I encountered an ugly problem. Actually, I had already run into it in my first proposal, but Steven Schveighoffer just posted about it here, which made me aware again:

http://forum.dlang.org/thread/mcqcor$aa$1...@digitalmars.com#post-mcqk4s:246qb:241:40digitalmars.com

    class T {
        void doSomething() scope;
    }
    struct S {
        RC!T t;
    }
    void main() {
        auto s = S(RC!T()); // `s.t`'s refcount is 1
        foo(s, s.t);        // borrowing, no refcount changes
    }
    void foo(ref S s, scope T t) {
        s.t = RC!T();       // drops the old `s.t`
        t.doSomething();    // oops, `t` is gone
    }

This (and similar things) are the reason I introduced "const borrowing", a way for an object to make itself temporarily const, as long as borrowed references to it exist. Unfortunately, this was broken in the presence of aliasing: When another alias (in the above example, imagine another pointer to `s`) of the owning struct existed before the borrowing took place, it was not affected by the change to const.

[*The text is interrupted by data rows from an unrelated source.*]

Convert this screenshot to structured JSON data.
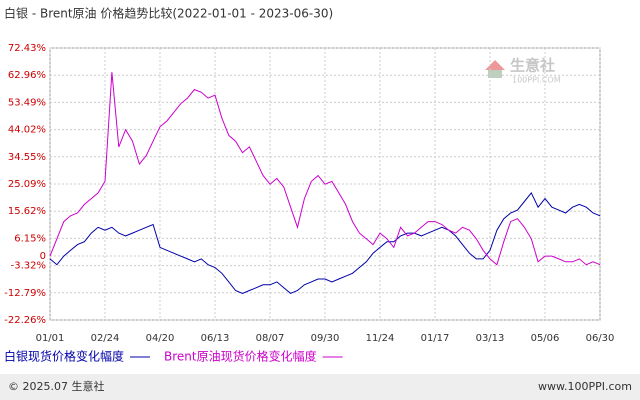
{
  "chart_data": {
    "type": "line",
    "title": "白银 - Brent原油 价格趋势比较(2022-01-01 - 2023-06-30)",
    "categories": [
      "01/01",
      null,
      null,
      null,
      null,
      null,
      null,
      null,
      "02/24",
      null,
      null,
      null,
      null,
      null,
      null,
      null,
      "04/20",
      null,
      null,
      null,
      null,
      null,
      null,
      null,
      "06/13",
      null,
      null,
      null,
      null,
      null,
      null,
      null,
      "08/07",
      null,
      null,
      null,
      null,
      null,
      null,
      null,
      "09/30",
      null,
      null,
      null,
      null,
      null,
      null,
      null,
      "11/24",
      null,
      null,
      null,
      null,
      null,
      null,
      null,
      "01/17",
      null,
      null,
      null,
      null,
      null,
      null,
      null,
      "03/13",
      null,
      null,
      null,
      null,
      null,
      null,
      null,
      "05/06",
      null,
      null,
      null,
      null,
      null,
      null,
      null,
      "06/30"
    ],
    "series": [
      {
        "name": "白银现货价格变化幅度",
        "color": "#0000aa",
        "values": [
          -1,
          -3,
          0,
          2,
          4,
          5,
          8,
          10,
          9,
          10,
          8,
          7,
          8,
          9,
          10,
          11,
          3,
          2,
          1,
          0,
          -1,
          -2,
          -1,
          -3,
          -4,
          -6,
          -9,
          -12,
          -13,
          -12,
          -11,
          -10,
          -10,
          -9,
          -11,
          -13,
          -12,
          -10,
          -9,
          -8,
          -8,
          -9,
          -8,
          -7,
          -6,
          -4,
          -2,
          1,
          3,
          5,
          5,
          7,
          8,
          8,
          7,
          8,
          9,
          10,
          9,
          7,
          4,
          1,
          -1,
          -1,
          2,
          9,
          13,
          15,
          16,
          19,
          22,
          17,
          20,
          17,
          16,
          15,
          17,
          18,
          17,
          15,
          14
        ]
      },
      {
        "name": "Brent原油现货价格变化幅度",
        "color": "#cc00cc",
        "values": [
          0,
          6,
          12,
          14,
          15,
          18,
          20,
          22,
          26,
          64,
          38,
          44,
          40,
          32,
          35,
          40,
          45,
          47,
          50,
          53,
          55,
          58,
          57,
          55,
          56,
          48,
          42,
          40,
          36,
          38,
          33,
          28,
          25,
          27,
          24,
          17,
          10,
          20,
          26,
          28,
          25,
          26,
          22,
          18,
          12,
          8,
          6,
          4,
          8,
          6,
          3,
          10,
          7,
          8,
          10,
          12,
          12,
          11,
          9,
          8,
          10,
          9,
          6,
          2,
          -1,
          -3,
          5,
          12,
          13,
          10,
          6,
          -2,
          0,
          0,
          -1,
          -2,
          -2,
          -1,
          -3,
          -2,
          -3
        ]
      }
    ],
    "ylim": [
      -22.26,
      72.43
    ],
    "yticks": [
      {
        "value": 72.43,
        "label": "72.43%"
      },
      {
        "value": 62.96,
        "label": "62.96%"
      },
      {
        "value": 53.49,
        "label": "53.49%"
      },
      {
        "value": 44.02,
        "label": "44.02%"
      },
      {
        "value": 34.55,
        "label": "34.55%"
      },
      {
        "value": 25.09,
        "label": "25.09%"
      },
      {
        "value": 15.62,
        "label": "15.62%"
      },
      {
        "value": 6.15,
        "label": "6.15%"
      },
      0,
      {
        "value": -3.32,
        "label": "-3.32%"
      },
      {
        "value": -12.79,
        "label": "-12.79%"
      },
      {
        "value": -22.26,
        "label": "-22.26%"
      }
    ],
    "grid": true,
    "watermark": {
      "name": "生意社",
      "site": "100PPI.COM"
    },
    "footer": {
      "copyright": "© 2025.07 生意社",
      "site": "www.100PPI.com"
    }
  }
}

Now that I know a bit more about linear type systems (but am not an expert by any means), I understand why it happens. I suspect that the only way to really prevent problems of this kind is a full blown linear type system, i.e. one that guarantees that to each object there is at most one mutable reference.

The question is: What do we do about it? Maybe there is actually a way to fix this problem without a borrow checker? Any type system gurus here?

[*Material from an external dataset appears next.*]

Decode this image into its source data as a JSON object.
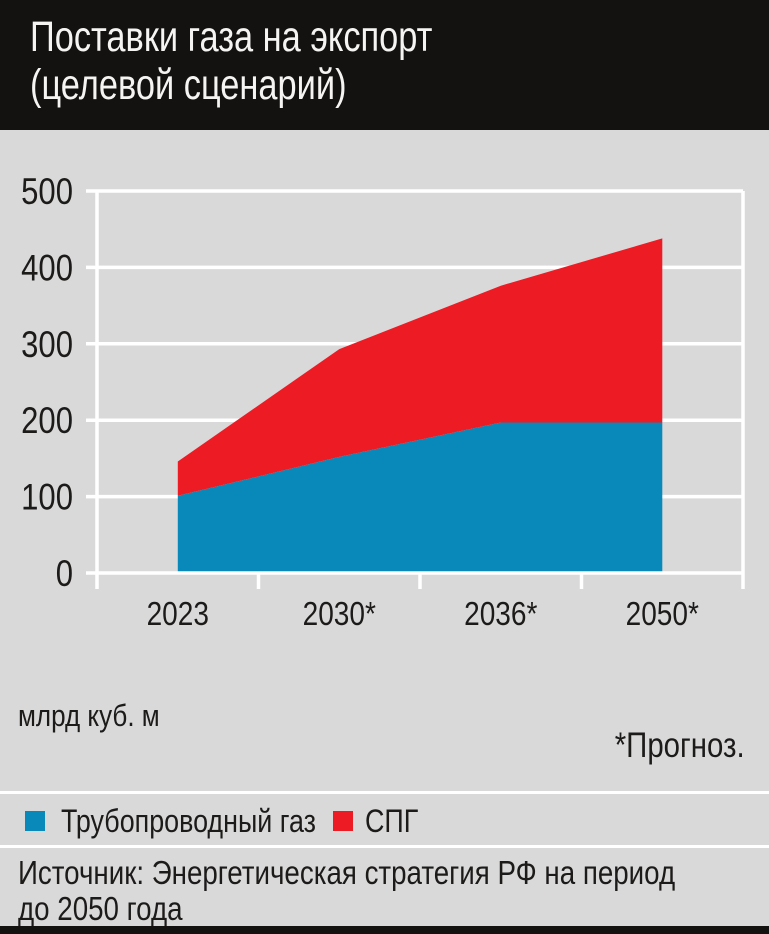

Or we could simply live with it and make it a convention not to pass RC objects (or related types) into situations where it can be a problem. I don't like that option, though.

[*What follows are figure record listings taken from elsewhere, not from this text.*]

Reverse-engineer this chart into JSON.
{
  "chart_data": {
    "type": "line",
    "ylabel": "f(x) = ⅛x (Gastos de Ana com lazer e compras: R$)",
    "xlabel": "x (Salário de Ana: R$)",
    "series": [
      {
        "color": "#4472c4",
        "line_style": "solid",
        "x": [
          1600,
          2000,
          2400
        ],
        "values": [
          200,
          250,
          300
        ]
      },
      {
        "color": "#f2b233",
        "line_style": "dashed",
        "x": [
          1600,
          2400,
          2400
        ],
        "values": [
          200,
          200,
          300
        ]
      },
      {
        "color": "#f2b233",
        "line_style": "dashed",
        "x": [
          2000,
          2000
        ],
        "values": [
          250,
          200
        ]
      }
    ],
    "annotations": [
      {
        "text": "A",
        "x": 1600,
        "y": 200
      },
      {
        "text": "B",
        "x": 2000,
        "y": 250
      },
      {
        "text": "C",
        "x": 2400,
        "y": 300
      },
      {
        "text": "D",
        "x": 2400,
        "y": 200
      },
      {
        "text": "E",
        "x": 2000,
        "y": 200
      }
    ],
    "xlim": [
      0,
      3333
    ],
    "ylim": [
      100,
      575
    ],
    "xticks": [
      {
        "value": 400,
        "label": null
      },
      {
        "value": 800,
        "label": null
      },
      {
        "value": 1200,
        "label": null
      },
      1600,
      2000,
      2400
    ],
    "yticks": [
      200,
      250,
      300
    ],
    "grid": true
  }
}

Or we implement a borrow checker... It doesn't have to be as fancy as Rust's, i.e. we don't need to have data flow analysis. Just a lexical scope based solution would work.

Any other ideas and opinions?

On a positive note, I did some experiments with the inference algorithm, and I'm reasonably sure it works (absent un-@safe operations like `delete` and `free()`, of course). Here are the examples:

http://wiki.dlang.org/User_talk:Schuetzm/scope2

I'm going to try and formalize it during the next days.